La classification américaine DSM-IV en propose une description univoque à travers les âges de la vie que nous rappellerons pour mémoire:
— les dyssomnies, qui sont des altérations quantitatives du sommeil, définies par une plainte d’insuffisance ou d’excès de sommeil. Elles se subdivisent en:
• insomnies primaires;
• insomnies secondaires liées à un trouble mental (anxiété, dépression, manie) ou organique (reflux gastro-œsophagien, pathologies ORL…);
• hypersomnies primaires (narcolepsie-cataplexie);
• hypersomnies secondaires à un trouble mental (dépression), à un trouble organique (syndrome d’apnées du sommeil), à une prise de médicaments ou de toxiques;
— les parasomnies, manifestations paroxystiques, non épileptiques survenant de façon élective au cours du sommeil. On distingue:
• les parasomnies survenant au cours du sommeil lent profond, tels le somnambulisme, les terreurs nocturnes, les éveils confusionnels;
• les parasomnies en rapport avec le sommeil paradoxal, représentées par les cauchemars;
• les parasomnies observées dans la transition de la veille au sommeil (stades 1 et 2) telles que les myorythmies d’endormissement (head banging, head rolling…).

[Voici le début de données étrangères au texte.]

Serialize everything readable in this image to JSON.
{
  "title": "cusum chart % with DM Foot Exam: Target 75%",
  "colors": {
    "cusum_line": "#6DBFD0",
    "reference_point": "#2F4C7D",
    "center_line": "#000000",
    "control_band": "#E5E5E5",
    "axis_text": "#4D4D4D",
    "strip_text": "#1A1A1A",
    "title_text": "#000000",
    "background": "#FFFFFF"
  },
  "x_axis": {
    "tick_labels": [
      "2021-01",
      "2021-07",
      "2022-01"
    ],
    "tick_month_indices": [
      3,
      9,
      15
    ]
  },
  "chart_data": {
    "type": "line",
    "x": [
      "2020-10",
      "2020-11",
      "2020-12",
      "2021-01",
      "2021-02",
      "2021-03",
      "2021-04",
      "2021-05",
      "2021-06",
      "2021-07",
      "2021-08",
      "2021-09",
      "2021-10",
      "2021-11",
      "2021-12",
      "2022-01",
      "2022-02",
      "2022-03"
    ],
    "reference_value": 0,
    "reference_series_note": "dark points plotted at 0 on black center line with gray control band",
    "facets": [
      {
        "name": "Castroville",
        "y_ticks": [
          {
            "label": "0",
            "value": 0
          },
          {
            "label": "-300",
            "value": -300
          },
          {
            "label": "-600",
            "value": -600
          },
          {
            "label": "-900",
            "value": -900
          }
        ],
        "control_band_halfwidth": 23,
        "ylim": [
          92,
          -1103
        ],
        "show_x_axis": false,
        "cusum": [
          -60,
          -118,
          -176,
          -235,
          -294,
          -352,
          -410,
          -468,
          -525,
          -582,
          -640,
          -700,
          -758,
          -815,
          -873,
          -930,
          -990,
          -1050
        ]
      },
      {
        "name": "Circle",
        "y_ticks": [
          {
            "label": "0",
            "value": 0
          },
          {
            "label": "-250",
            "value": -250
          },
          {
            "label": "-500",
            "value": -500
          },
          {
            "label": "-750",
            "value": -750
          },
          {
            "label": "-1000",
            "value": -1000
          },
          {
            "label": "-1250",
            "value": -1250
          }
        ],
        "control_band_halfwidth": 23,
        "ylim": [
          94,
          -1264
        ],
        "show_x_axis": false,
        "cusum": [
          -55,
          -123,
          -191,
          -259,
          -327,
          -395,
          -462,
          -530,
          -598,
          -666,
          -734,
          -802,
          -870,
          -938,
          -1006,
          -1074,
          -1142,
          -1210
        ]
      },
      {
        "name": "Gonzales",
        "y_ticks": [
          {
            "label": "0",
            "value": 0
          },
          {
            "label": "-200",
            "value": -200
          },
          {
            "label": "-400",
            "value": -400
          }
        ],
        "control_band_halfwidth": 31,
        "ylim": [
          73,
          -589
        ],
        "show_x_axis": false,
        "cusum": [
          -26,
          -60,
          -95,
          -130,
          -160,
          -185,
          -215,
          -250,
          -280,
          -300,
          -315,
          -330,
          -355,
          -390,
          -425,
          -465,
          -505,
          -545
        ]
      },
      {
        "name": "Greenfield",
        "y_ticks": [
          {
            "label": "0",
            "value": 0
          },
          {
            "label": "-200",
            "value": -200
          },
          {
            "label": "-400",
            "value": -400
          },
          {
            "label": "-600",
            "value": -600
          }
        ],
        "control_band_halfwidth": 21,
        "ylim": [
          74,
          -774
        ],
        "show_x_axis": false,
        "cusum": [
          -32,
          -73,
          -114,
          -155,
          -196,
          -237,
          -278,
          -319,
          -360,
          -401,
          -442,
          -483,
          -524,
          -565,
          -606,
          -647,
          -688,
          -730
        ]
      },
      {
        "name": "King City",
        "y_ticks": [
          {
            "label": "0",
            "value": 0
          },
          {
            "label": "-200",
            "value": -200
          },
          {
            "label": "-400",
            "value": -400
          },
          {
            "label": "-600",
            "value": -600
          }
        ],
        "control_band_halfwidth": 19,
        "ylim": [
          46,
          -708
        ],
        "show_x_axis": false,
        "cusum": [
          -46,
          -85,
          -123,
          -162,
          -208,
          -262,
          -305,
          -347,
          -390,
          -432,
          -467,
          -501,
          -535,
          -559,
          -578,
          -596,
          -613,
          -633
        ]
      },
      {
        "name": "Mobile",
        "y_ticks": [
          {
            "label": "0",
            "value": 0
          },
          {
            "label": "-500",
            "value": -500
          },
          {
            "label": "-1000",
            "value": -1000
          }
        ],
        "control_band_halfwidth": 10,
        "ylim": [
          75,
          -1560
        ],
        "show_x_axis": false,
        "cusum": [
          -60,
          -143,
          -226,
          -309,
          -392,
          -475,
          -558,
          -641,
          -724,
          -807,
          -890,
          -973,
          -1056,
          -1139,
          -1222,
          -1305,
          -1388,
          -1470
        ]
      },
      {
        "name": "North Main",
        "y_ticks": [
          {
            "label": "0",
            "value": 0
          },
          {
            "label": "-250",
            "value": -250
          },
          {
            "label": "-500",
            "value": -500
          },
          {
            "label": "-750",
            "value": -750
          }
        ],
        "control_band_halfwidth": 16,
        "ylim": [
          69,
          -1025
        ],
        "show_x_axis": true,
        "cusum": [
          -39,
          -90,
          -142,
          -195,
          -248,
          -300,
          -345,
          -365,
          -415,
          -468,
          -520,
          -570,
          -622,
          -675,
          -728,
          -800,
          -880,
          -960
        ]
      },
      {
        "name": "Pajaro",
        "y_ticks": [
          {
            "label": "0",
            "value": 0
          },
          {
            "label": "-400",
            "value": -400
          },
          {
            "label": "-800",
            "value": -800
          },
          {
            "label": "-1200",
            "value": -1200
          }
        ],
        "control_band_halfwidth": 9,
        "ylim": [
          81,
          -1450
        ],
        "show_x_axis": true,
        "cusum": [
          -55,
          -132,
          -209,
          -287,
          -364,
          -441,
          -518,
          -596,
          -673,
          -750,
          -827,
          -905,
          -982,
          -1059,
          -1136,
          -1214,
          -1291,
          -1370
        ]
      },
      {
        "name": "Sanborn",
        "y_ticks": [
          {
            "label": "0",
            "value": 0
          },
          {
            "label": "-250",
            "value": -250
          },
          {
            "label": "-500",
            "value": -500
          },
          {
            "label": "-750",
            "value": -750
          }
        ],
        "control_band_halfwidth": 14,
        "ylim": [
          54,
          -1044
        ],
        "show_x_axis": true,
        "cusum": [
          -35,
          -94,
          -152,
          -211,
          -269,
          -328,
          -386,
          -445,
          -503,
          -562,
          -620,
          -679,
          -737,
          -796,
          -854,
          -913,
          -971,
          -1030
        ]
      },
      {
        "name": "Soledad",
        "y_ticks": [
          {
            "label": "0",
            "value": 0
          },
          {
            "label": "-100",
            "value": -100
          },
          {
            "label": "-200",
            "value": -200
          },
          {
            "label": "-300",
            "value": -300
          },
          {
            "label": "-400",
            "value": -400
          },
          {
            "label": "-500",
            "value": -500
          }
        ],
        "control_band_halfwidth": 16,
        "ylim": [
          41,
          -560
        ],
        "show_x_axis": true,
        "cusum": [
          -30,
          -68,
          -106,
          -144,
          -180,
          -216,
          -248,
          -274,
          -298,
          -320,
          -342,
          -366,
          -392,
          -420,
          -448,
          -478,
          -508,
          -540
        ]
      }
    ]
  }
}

En pratique, dans la littérature anglo-saxonne consacrée aux troubles du sommeil/éveil chez les sujets jeunes, un regroupement simplifié des rubriques aboutit à distinguer «les insomnies» (sleeplessness) de la «somnolence diurne» (sleepiness). Ces termes sont employés dans un sens descriptif plutôt que diagnostique et renvoient à diverses constellations de symptômes répondant elles-mêmes à des causes variées, y compris organiques. C’est dire l’importance d’une évaluation des troubles du sommeil précise avec les intéressés eux-mêmes et leurs familles (tableau 19.1).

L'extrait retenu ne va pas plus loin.